Por estas respuestas fui lentamente recobrando el valor perdido. El miedo se fue disipando, se volvía nada. El apoyo que encontré se convirtió en jarabe, en la cura de mis cuerdas vocales. Y el silencio se fue quebrando.

Con el respaldo de mis seres queridos, la opinión de los demás perdía importancia, se hizo más fácil decir mi verdad. Dejé de ocultarla.

Más que eso, la hice pública. Y en este blog escribí artículos como A pesar de mi madre me gradué y Los homosexuales también van al cielo, que me dieron la oportunidad de escuchar agradecimientos por parte de muchachos del pueblo donde vive mi abuela. Uno de ellos me confesó que había encontrado el valor en mis escritos para hablar con sus padres acerca de sus preferencias sexuales.

En ese momento comencé a tener la sospecha de que recuperaba la voz.

Por eso no hice caso a otros comentarios que llegaron más adelante. Sugerencias… “podrías ser menos directa”, “no te conviene ser tan obvia, te lo digo por tu bien”, “se te cierran puertas”.

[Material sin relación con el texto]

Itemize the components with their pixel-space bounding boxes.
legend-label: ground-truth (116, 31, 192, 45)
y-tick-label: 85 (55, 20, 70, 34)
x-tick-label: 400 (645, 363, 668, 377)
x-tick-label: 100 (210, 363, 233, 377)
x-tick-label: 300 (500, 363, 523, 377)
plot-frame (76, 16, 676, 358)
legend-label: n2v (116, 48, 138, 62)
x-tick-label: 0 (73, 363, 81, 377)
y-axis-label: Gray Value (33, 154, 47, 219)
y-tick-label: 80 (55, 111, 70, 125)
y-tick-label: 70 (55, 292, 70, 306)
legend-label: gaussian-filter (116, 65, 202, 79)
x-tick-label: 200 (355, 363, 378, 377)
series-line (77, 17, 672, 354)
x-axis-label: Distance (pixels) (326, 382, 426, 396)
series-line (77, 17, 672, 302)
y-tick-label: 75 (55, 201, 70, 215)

Era gente que me quería y, sin duda, no les faltaba buena intención. Eran voces que salían del interior de personas que aprendieron a callar y se convencieron de que funcionaba.  

Incluso es probable que hayan tenido razón. Posiblemente se cierren algunas puertas pero, quién sabe, quizá por el mismo motivo se abran otras. Ya ven que puertas hay de todos los tipos.

No estoy sola, hay más personas que han decidido hablar.

Así fue que me enteré de un suceso en extremo lamentable ocurrido hace unos días en Caracas, específicamente en un local llamado Pisko Bar, ubicado en el Centro Comercial San Ignacio.

En ese lugar fueron agredidas -verbal y físicamente- por el personal de seguridad -avalados por el encargado- dos chicas por ser lesbianas.

¿Los vigilantes actuaron de esa manera por homofobia? No, la homofobia sola es otra cosa. Cada quien decide -o no- qué detestar. Todos tenemos nuestros rechazos pero no por eso llegamos al extremo de agredir, de golpear a quien no nos gusta.

Lo hicieron por delincuentes, por bestias. Habrían actuado de la misma forma con cualquier persona que consideraran desprotegida.

No podemos olvidar, sin embargo, que tanto la violencia como la discriminación están condenadas por nuestras leyes, empezando por la Constitución de la República. Y aunque es verdad que la justicia en este país está muy mal administrada, existen mecanismos para encausarla.

En este caso particular, como en muchísimos otros, sus víctimas -tengo entendido- no han querido seguir ningún proceso legal, pero por otro lado, a diferencia de tantos otros casos, a esta historia sí se le dio voz, fue contada por Diego Vega en @UB_Magazine. 

Por eso llegó a mí. A mí que conozco muy de cerca la verdad de su relato puesto que en no pocas ocasiones me he visto en situaciones ligeramente parecidas, debiendo defenderme alegando leyes, invocando un título que ejerzo, usando la fuerza de mi voz.

Esta voz que ahora sumo a las de Andrea y Clara para que su historia llegue a más gente.

Por ellas, por mí y, sobre todo, por aquellos que nunca han hablado y que posiblemente nunca hablarán, puesto que en algún momento alguien apagó sus voces.

Con esta voz pido a todos los que me lean que no acudan a lugares que promuevan el rechazo, la violencia, el odio.

Y, específicamente, en esta ocasión les pido, que jamás entren a ese nefasto local llamado Pisko Bar.